Avec près de 60 000 morts chaque année dans le monde, le virus de la rage reste un vrai enjeu de santé publique. Des recherches menées à l’I2BC1 montrent que les mononegavirales (rage, Ebola, rougeole…) se répliquent dans des usines virales qui forment des gouttelettes à l’intérieur de nos cellules. À la clé, de nouvelles stratégies antivirales.

60 000 morts annuelles et 200 000 morts annuelles : c’est le fardeau de santé publique que représentent respectivement les virus de la rage et de la rougeole. Ils appartiennent tous deux au même type de virus, l’ordre des Mononegavirales, qui comprend également le virus Ebola. Les virus de ce type ont la même stratégie de multiplication à l’intérieur des cellules, qui passe par l’établissement d’une véritable usine à virus. Cette stratégie, ainsi que la réponse immunitaire de la cellule infectée, posent de nouvelles questions et font donc l’objet de nombreuses études.

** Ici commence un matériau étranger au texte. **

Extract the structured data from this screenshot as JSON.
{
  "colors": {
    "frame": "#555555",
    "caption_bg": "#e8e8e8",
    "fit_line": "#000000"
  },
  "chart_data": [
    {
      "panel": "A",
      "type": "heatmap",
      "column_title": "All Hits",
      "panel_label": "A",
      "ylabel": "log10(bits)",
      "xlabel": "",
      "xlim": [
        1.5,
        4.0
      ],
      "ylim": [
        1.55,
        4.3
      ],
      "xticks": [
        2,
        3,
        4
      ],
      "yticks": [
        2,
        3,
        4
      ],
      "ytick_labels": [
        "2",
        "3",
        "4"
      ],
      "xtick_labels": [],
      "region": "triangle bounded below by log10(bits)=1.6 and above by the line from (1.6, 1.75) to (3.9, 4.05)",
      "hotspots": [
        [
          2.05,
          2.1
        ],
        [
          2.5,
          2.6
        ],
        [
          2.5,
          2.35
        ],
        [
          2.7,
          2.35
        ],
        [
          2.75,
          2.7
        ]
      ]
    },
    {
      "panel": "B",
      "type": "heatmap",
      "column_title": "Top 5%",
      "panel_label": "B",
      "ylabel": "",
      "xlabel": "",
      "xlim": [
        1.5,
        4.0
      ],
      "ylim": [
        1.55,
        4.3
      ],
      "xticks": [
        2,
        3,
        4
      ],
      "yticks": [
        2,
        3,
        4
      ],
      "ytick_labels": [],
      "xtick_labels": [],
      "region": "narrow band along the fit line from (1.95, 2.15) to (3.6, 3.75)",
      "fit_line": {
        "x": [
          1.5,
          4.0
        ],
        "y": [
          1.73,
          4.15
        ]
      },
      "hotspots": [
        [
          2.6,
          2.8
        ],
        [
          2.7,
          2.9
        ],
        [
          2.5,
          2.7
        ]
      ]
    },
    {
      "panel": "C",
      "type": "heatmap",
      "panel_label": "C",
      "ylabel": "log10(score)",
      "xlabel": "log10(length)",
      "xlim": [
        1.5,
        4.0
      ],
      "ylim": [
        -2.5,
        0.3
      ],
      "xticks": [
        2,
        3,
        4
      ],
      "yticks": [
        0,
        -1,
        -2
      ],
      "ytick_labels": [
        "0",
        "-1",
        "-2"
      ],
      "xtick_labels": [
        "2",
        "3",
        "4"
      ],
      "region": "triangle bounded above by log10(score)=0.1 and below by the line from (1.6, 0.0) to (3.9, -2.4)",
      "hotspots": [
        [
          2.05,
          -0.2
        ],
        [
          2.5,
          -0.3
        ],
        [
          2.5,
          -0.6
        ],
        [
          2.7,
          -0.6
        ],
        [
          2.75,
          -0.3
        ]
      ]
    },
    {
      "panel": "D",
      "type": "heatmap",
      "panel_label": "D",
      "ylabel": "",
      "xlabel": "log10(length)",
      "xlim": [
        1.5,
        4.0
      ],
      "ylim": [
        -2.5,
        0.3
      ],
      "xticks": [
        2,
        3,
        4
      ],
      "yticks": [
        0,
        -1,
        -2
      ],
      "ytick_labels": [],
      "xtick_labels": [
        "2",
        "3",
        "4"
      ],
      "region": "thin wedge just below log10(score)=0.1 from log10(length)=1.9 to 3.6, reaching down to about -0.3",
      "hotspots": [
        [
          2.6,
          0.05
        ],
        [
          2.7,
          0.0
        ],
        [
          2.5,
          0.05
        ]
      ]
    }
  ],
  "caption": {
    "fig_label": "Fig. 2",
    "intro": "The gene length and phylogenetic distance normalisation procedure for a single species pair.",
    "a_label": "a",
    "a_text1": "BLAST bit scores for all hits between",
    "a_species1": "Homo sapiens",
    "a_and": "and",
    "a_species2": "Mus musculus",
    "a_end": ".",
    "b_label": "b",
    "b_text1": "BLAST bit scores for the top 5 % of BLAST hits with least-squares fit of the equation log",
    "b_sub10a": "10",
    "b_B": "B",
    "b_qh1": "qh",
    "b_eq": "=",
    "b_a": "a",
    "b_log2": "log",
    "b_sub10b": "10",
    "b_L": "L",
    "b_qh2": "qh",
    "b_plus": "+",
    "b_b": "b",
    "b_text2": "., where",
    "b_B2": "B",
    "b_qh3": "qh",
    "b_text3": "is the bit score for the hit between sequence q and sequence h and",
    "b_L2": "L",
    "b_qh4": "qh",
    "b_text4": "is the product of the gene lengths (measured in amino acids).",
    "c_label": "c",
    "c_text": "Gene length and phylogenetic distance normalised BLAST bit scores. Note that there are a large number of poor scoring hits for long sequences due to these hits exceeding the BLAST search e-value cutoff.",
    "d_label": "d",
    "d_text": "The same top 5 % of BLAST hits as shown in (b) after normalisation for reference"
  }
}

Ces usines virales sont étudiées de près par Yves Gaudin et son équipe à l’Institut de biologie intégrative de la cellule1. Ces travaux permettront de développer de nouvelles stratégies thérapeutiques contre ces virus. Ils bénéficient du soutien de l’Agence nationale de la recherche, dont l’objectif est de soutenir l’excellence de la recherche et l’innovation française sur le plan national, européen et international.

Les recherches menées par Yves Gaudin, directeur de recherche CNRS, et son équipe ont débuté par l’étude des usines virales dans le cadre de l’infection par le virus de la rage. Les scientifiques ont démontré que ces dernières formaient des gouttelettes à l’intérieur des cellules, de manière semblable à l’huile dans de l’eau. « Ces usines virales ont toutes les propriétés d’un liquide. Elles se déforment facilement lorsqu’elles sont soumises à une force, et elles fusionnent entre elles lorsqu’elles se rapprochent. C’était une petite révolution de montrer que les virus se multipliaient dans des compartiments au sein de la cellule sans être séparés par une membrane, et ce dans une phase liquide différente du reste de la cellule ! » s’enthousiasme le chercheur.

Présentes également dans les autres virus de l’ordre des Mononegavirales, ces usines virales sont de véritables compartiments de la cellule. En effet, à la manière de composés solubles dans l’eau, mais pas dans l’huile, certaines protéines vont pouvoir passer à l’intérieur des usines virales et s‘y concentrer, alors que d’autres n’en seront pas capables et en seront donc exclues.

Une échappatoire au système immunitaire des cellules

Après avoir caractérisé précisément ces usines virales, les scientifiques ont étudié leurs interactions avec le système immunitaire inné intégré aux cellules. Ce dernier permet aux cellules, de signaler à leurs voisines qu’elles sont infectées, en produisant de l’interféron qui stimulera la production de protéines antivirales généralistes chez ces cellules. Pour les Mononegavirales, c’est essentiellement la présence d’ARN double brin, signe spécifique d’une infection par un virus dont le génome est un ARN, qui va déclencher cette réponse.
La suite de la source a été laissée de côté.